Disposable cameras are popular with tourists and people traveling around the world to save pictures of their adventures.

Since the late 1990s, disposable cameras have become increasingly popular as wedding favors. Usually they are placed on tables at wedding receptions to be used by guests to capture their unique perspective of the event. More commonly they are available in colors to match the wedding theme such as ivory, blue, white, gold, etc.

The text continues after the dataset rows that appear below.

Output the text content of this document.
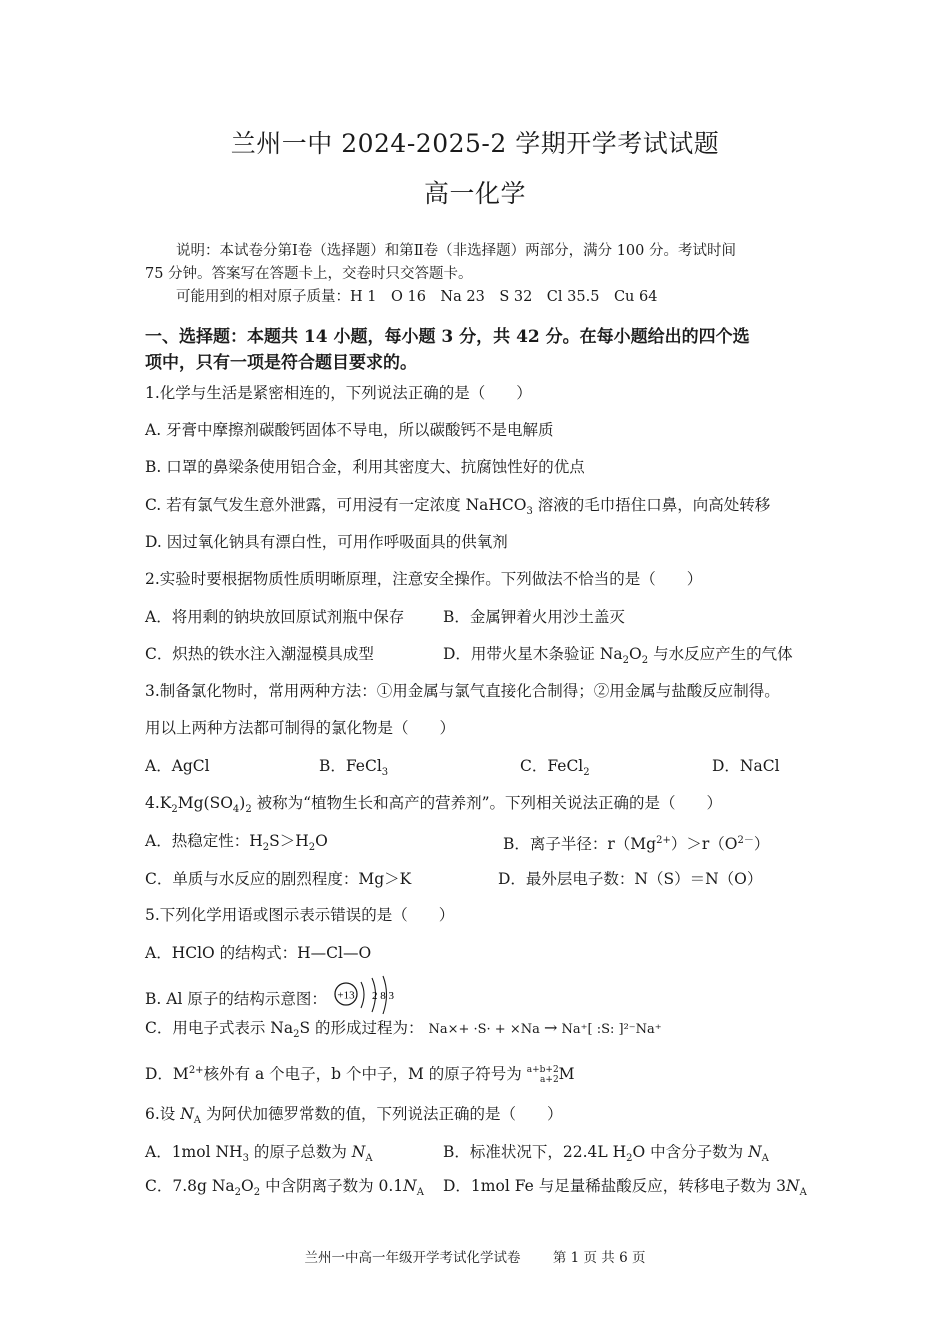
兰州一中 2024-2025-2 学期开学考试试题
高一化学
说明：本试卷分第Ⅰ卷（选择题）和第Ⅱ卷（非选择题）两部分，满分 100 分。考试时间
75 分钟。答案写在答题卡上，交卷时只交答题卡。
可能用到的相对原子质量：H 1　O 16　Na 23　S 32　Cl 35.5　Cu 64
一、选择题：本题共 14 小题，每小题 3 分，共 42 分。在每小题给出的四个选
项中，只有一项是符合题目要求的。
1.化学与生活是紧密相连的，下列说法正确的是（　　）
A. 牙膏中摩擦剂碳酸钙固体不导电，所以碳酸钙不是电解质
B. 口罩的鼻梁条使用铝合金，利用其密度大、抗腐蚀性好的优点
C. 若有氯气发生意外泄露，可用浸有一定浓度 NaHCO$_3$ 溶液的毛巾捂住口鼻，向高处转移
D. 因过氧化钠具有漂白性，可用作呼吸面具的供氧剂
2.实验时要根据物质性质明晰原理，注意安全操作。下列做法不恰当的是（　　）
A．将用剩的钠块放回原试剂瓶中保存	B．金属钾着火用沙土盖灭
C．炽热的铁水注入潮湿模具成型	D．用带火星木条验证 $Na_2O_2$ 与水反应产生的气体
3.制备氯化物时，常用两种方法：①用金属与氯气直接化合制得；②用金属与盐酸反应制得。
用以上两种方法都可制得的氯化物是（　　）
A．AgCl	B．FeCl$_3$	C．FeCl$_2$	D．NaCl
$4.K_2Mg(SO_4)_2$ 被称为“植物生长和高产的营养剂”。下列相关说法正确的是（　　）
A．热稳定性：$H_2S>H_2O$	B．离子半径：$r(Mg^{2+})>r(O^{2-})$
C．单质与水反应的剧烈程度：Mg＞K	D．最外层电子数：N（S）＝N（O）
5.下列化学用语或图示表示错误的是（　　）
A．HClO 的结构式：H—Cl—O
B. Al 原子的结构示意图： +13 2 8 3
C．用电子式表示 $Na_2S$ 的形成过程为： Na×+ ·S· + ×Na → Na⁺[ :S: ]²⁻Na⁺
D．$M^{2+}$核外有 a 个电子，b 个中子，M 的原子符号为 a+b+2
a+2 M
6.设 $N_A$ 为阿伏加德罗常数的值，下列说法正确的是（　　）
A．1mol $NH_3$ 的原子总数为 $N_A$	B．标准状况下，22.4L $H_2O$ 中含分子数为 $N_A$
C．7.8g $Na_2O_2$ 中含阴离子数为 $0.1N_A$ D．1mol Fe 与足量稀盐酸反应，转移电子数为 $3N_A$
兰州一中高一年级开学考试化学试卷 第 1 页 共 6 页
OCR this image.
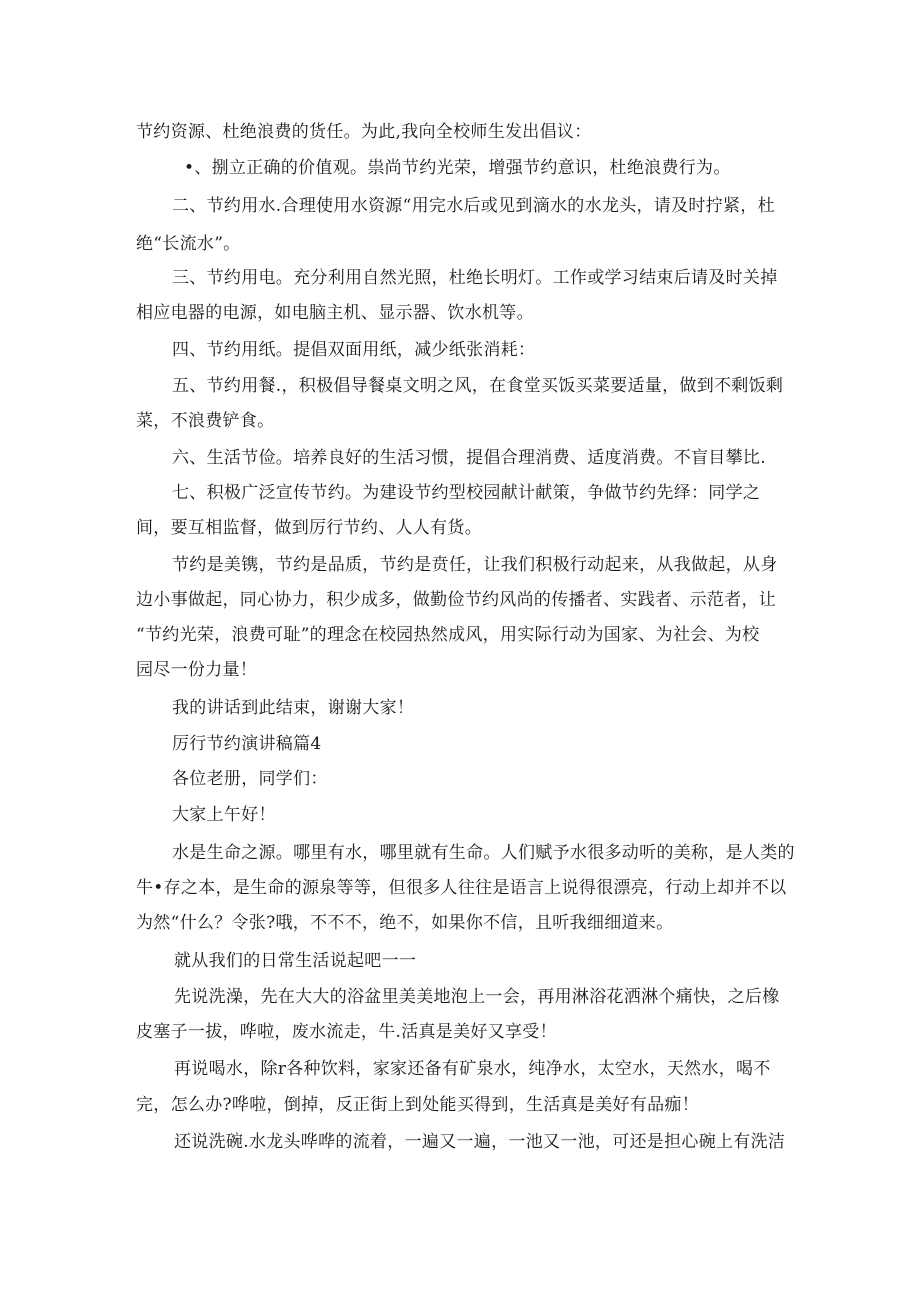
节约资源、杜绝浪费的货任。为此,我向全校师生发出倡议：
•、捌立正确的价值观。祟尚节约光荣，增强节约意识，杜绝浪费行为。
二、节约用水.合理使用水资源“用完水后或见到滴水的水龙头，请及时拧紧，杜
绝“长流水”。
三、节约用电。充分利用自然光照，杜绝长明灯。工作或学习结束后请及时关掉
相应电器的电源，如电脑主机、显示器、饮水机等。
四、节约用纸。提倡双面用纸，减少纸张消耗：
五、节约用餐.，积极倡导餐桌文明之风，在食堂买饭买菜要适量，做到不剩饭剩
菜，不浪费铲食。
六、生活节俭。培养良好的生活习惯，提倡合理消费、适度消费。不盲目攀比.
七、积极广泛宣传节约。为建设节约型校园献计献策，争做节约先绎：同学之
间，要互相监督，做到厉行节约、人人有货。
节约是美镌，节约是品质，节约是贲任，让我们积极行动起来，从我做起，从身
边小事做起，同心协力，积少成多，做勤俭节约风尚的传播者、实践者、示范者，让
“节约光荣，浪费可耻”的理念在校园热然成风，用实际行动为国家、为社会、为校
园尽一份力量！
我的讲话到此结束，谢谢大家！
厉行节约演讲稿篇4
各位老册，同学们：
大家上午好！
水是生命之源。哪里有水，哪里就有生命。人们赋予水很多动听的美称，是人类的
牛•存之本，是生命的源泉等等，但很多人往往是语言上说得很漂亮，行动上却并不以
为然“什么？令张?哦，不不不，绝不，如果你不信，且听我细细道来。
就从我们的日常生活说起吧一一
先说洗澡，先在大大的浴盆里美美地泡上一会，再用淋浴花洒淋个痛快，之后橡
皮塞子一拔，哗啦，废水流走，牛.活真是美好又享受！
再说喝水，除r各种饮料，家家还备有矿泉水，纯净水，太空水，天然水，喝不
完，怎么办?哗啦，倒掉，反正街上到处能买得到，生活真是美好有品痂！
还说洗碗.水龙头哗哗的流着，一遍又一遍，一池又一池，可还是担心碗上有洗洁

So-called "accident camera kits" containing film-based disposable cameras are increasingly being carried in vehicles to take images as evidence after an accident. The absence of batteries allows instantaneous usage even after extended storage, for example in a glove compartment.

They often have cheap plastic lenses, below average film quality, and fixed focal lengths. The quick ease of the 'point and shoot' method that these disposable cameras were made for make them popular with many photographers who enjoy the 'less than perfect' style these cameras provide, in a move away from digital imagery, which can also be seen in the rise in popularity of 'lomography'. This has also led to a number of 'lost art' type projects where disposable cameras are left in public spaces with a message for anyone finding the camera to take some images and then post the camera back, or pass it on to another person.

=== Other uses ===
The high-voltage photo flash capacitors in some cameras are sometimes extracted and used to power devices such as coilguns, stun guns, homemade Geiger counter projects and "RFID zapper" EMP devices.

== Digital ==

Digital one-time-use cameras (and also digital one-time-use camcorders) are available in some markets; for example the US saw the introduction of one such digital camera in 2004. Digital disposables have not had the success of their film based counterparts, possibly from the expense of the process (especially compared to normal digital camera use) and the poor quality of the images compared to either a typical digital camera, or a disposable film camera. Usually, the display shows the number of shots remaining, and once this is completed, the camera is returned to the store. The digital files are then extracted from the camera, and in return for keeping the camera, they are printed out or stored to CD (or DVD in the case of the video camera ) for the customer. Almost all digital 'single use' cameras have been successfully hacked to eliminate the need to return them to the store. The motivations for such hacking include saving money and, more commonly, the challenge of overcoming artificial impositions (such as a 25 shot limit on an internal memory that can store 100 images).